The third and final factor that NASCAR sprung in the drivers was a new tire being used this weekend, and this seems to be the thing that has everyone on edge the most. Goodyear has brought yet another new tire to Phoenix and the sport’s best are noticing a difference in the sidewall. As a result, rubber is being laid down quicker and they are noticing quite a bit of fall off.
“The tire just feels really, really hard,” Bowyer revealed. “That thing is stuck and then the minute it’s not, it’s absolutely broke loose and it’s like you are on ice. It doesn’t have a side wall that is forgiving that lets you lay into the grip of the tire. It is rock hard. The minute it shears, it really shears.”
While the four Goodyear rubbers can prove to be a challenge for the field on Sunday, most of the drivers have responded positively to the changes. They believe the added element of uncertainty will lend itself to great and strategic racing throughout.
“These tires fire off quick – which is good – they have a lot of grip and then they fall off real fast and lose a lot of grip,” DiBenedetto shared. “You can’t just go out there, be mindless driving, and get the car to run the fastest lap,” Ty Dillon chimed in. “Things are coming back into play in taking care of your tires again, being a smart driver with your equipment.”
Between the new Goodyears, low downforce package and the PJ1 traction compound, drivers are going to have their hands full at Phoenix Raceway. From a competitive standpoint, they’re confident that the racing will improve and differ from 2019.

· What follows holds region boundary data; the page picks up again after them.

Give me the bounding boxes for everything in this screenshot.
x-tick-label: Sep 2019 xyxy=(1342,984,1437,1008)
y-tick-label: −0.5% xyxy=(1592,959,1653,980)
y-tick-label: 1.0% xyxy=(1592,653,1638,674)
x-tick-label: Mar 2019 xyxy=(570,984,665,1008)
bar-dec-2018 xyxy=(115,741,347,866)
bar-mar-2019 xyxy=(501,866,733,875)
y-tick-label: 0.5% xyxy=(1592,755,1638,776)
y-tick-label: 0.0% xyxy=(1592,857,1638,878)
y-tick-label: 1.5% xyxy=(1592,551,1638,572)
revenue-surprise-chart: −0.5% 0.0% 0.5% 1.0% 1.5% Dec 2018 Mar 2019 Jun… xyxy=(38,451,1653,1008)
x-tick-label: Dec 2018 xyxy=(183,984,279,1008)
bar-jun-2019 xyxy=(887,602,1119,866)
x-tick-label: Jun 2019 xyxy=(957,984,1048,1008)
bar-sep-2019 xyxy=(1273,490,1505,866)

“You are going to see a different thing,” Bowyer said. “You won’t be able to just drive that thing in there three or four-wide comfortably like we could with all that downforce on the restarts. Who knows. Maybe there will be more chaos.”
Only time will tell if these changes that were implemented will affect the racing itself at Phoenix Raceway for the better. But fans can be assured that the drivers will have their hands full and that there is a high emphasis to perform well at the sight on the 2020 Championship track.